La coopération pourrait-elle relever les défis posés par la fréquentation ? Pour l’instant, ce n’est pas son ambition. Mais des coopérations à l’échelle régionale, originales et stimulantes, étaient présentées. Qu’il s’agisse de coopération patrimoniale (Mémoire et actualité en Rhône-Alpes) 1, d’animations littéraires (« Écrivains d’Afrique : escales en Champagne-Ardenne ») 2, ou du Prix littéraire des lycéens et apprentis de la région Provence-Alpes-Côte d’Azur  3, ces opérations visent un travail structurel, à dimension interprofessionnelle, et fondé sur des conventions pluriannuelles. La place de ces conventions et des financements associés, le rôle essentiel des structures régionales pour le livre (SRL) comme force de coordination et de dynamisme étaient rappelés par les rapporteurs des trois ateliers.
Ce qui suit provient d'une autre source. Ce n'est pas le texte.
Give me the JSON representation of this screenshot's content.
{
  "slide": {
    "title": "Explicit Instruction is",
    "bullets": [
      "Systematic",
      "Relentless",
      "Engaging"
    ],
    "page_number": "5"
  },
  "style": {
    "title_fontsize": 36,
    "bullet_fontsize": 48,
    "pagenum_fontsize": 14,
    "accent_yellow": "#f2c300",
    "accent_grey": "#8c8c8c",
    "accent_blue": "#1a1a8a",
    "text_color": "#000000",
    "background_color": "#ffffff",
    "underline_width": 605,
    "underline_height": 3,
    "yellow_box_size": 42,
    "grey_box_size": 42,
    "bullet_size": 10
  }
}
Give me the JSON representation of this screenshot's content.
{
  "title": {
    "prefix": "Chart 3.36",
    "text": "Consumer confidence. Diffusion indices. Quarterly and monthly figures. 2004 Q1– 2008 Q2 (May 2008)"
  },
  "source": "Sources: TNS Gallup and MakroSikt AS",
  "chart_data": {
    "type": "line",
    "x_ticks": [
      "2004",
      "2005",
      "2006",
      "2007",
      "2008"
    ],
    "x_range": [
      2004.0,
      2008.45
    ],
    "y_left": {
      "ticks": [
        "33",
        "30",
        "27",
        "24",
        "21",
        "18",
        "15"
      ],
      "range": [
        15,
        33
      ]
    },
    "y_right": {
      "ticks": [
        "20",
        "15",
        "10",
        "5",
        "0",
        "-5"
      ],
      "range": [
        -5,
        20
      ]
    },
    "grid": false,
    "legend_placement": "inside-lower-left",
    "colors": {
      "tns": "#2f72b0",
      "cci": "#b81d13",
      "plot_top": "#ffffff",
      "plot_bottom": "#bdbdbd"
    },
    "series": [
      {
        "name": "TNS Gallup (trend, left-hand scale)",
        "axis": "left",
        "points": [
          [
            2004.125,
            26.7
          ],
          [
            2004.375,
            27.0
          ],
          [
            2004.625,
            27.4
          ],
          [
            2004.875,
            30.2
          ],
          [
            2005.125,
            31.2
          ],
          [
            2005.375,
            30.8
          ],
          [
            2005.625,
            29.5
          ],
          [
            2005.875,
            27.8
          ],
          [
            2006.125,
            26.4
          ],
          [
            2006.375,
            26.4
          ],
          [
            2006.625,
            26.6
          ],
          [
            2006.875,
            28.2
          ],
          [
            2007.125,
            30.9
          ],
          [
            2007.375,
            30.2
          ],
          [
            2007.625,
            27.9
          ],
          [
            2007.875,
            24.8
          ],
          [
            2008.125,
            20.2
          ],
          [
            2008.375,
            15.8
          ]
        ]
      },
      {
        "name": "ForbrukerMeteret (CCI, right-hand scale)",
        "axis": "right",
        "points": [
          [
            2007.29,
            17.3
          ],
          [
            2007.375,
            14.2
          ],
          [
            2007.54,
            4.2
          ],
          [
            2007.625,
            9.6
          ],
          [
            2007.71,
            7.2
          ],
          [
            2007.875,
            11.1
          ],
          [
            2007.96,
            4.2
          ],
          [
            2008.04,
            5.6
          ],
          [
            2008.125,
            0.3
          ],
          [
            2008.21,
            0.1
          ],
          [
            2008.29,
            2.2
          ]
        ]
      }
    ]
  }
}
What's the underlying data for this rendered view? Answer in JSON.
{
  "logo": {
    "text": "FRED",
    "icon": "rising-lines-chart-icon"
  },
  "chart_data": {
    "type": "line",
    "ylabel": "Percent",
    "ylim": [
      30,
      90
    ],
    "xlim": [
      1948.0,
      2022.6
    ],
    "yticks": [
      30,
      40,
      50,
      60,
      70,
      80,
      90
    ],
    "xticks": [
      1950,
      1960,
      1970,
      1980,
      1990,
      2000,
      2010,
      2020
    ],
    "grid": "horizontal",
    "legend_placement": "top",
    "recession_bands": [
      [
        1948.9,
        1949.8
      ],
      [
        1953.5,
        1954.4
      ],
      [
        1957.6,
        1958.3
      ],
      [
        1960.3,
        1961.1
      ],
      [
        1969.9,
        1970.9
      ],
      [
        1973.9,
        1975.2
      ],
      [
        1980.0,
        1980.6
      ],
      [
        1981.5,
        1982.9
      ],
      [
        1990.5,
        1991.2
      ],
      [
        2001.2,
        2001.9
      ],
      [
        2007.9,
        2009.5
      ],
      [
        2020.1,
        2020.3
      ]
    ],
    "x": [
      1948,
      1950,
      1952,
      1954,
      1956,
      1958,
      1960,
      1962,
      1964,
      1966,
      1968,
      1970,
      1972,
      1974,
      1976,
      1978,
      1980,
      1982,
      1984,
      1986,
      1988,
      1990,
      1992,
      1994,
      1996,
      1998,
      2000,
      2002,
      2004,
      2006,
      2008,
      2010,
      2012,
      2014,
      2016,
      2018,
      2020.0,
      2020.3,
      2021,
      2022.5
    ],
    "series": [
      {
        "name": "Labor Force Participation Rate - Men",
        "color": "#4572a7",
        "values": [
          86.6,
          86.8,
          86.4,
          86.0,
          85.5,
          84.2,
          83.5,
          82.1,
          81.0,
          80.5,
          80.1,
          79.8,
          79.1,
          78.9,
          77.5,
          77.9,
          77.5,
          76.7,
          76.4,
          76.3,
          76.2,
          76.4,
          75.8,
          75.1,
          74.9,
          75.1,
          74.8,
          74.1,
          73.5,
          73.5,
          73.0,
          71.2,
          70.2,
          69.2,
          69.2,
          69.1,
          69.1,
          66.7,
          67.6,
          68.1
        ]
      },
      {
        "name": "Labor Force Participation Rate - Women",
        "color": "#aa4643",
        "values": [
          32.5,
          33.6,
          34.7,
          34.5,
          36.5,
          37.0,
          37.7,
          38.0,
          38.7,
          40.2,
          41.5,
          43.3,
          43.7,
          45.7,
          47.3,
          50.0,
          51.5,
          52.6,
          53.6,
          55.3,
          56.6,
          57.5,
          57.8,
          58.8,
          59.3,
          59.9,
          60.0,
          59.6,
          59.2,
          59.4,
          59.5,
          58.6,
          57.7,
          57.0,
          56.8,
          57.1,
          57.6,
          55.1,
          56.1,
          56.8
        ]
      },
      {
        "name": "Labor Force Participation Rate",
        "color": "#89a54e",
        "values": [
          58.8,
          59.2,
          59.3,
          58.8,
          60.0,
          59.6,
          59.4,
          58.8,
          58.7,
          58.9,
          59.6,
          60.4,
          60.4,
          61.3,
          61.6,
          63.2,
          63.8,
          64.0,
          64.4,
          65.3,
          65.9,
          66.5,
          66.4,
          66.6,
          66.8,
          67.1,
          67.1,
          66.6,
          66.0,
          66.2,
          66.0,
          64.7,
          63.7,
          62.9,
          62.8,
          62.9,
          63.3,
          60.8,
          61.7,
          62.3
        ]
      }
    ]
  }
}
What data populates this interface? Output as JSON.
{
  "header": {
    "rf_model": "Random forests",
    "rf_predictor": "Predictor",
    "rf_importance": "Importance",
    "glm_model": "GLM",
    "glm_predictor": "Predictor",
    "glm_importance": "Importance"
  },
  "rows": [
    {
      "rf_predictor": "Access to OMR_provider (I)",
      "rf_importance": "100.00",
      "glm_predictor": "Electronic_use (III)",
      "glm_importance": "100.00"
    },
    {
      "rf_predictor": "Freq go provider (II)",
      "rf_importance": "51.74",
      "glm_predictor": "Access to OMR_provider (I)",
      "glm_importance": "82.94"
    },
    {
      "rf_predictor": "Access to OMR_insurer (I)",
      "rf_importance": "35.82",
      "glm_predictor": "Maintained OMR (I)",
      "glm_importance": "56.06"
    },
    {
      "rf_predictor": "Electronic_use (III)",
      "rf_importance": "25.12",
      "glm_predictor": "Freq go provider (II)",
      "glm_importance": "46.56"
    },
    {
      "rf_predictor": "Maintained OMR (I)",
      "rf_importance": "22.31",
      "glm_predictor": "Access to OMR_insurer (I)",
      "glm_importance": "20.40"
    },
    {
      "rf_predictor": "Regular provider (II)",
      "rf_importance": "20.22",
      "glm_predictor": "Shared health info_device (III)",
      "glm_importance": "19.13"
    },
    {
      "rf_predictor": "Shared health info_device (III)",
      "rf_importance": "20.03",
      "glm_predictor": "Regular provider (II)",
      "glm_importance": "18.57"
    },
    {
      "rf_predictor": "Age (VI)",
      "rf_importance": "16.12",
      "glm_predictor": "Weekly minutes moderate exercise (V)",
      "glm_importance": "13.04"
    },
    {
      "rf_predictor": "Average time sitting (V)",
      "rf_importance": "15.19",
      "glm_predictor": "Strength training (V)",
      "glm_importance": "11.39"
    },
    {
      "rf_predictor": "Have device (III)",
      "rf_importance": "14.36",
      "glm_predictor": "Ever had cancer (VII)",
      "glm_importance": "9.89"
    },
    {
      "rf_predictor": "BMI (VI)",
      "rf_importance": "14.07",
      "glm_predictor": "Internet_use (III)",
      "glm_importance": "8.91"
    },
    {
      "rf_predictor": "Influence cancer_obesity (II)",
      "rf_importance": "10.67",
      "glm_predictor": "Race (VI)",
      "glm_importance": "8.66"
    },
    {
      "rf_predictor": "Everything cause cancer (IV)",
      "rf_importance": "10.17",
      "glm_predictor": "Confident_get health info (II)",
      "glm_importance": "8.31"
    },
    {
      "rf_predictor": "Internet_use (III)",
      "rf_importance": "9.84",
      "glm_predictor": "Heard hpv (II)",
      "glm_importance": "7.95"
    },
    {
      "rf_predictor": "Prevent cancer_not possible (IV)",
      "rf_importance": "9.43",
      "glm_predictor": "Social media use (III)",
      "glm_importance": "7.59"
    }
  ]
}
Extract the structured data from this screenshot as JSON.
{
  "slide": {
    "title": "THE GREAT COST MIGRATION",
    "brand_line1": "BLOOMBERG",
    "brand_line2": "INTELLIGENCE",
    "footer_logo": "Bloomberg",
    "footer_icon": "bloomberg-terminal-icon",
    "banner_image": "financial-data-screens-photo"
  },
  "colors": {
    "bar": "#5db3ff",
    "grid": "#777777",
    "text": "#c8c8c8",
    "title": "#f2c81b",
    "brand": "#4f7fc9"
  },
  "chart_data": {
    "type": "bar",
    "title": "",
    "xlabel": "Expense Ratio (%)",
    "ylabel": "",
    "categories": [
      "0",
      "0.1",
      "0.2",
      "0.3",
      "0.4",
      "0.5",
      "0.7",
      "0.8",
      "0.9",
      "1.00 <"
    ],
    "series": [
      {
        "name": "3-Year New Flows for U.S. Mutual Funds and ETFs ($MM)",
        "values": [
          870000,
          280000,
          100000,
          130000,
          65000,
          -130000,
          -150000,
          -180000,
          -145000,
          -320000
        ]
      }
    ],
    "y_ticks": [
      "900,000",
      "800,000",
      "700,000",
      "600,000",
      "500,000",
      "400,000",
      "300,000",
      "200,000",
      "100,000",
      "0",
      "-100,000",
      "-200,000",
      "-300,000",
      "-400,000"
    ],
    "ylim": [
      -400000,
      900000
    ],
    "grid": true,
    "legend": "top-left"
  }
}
À l’échelle nationale, signalons la prochaine signature d’une convention cadre entre l’Abes (Agence bibliographique de l’enseignement supérieur) et la Fill pour faciliter les partenariats autour du signalement des plans de conservation partagée des périodiques en région. Les représentants des associations professionnelles, ABF (Association des bibliothécaires de France), ADBU (Association des directeurs de bibliothèques universitaires), ADBGV (Association des directeurs de bibliothèques municipales et intercommunales des grandes villes de France), exprimaient tout l’intérêt qu’ils portent à la coopération.

Pour servir cette coopération, retenons les appels à l’expertise formulés par le conseiller livre du ministre Frédéric Mitterrand, Pierre Lungheretti, pour qui l’État a besoin des SRL, « lieux de synthèse pour des politiques convergentes », pour établir des « analyses adaptées à ces territoires différenciés » et pour approfondir leur rôle de relais avec les établissements publics nationaux, mais aussi par Geneviève Dalbin, trésorière de la Fill, qui a souhaité que le travail en région puisse s’engager dans la définition de schémas de services collectifs culturels.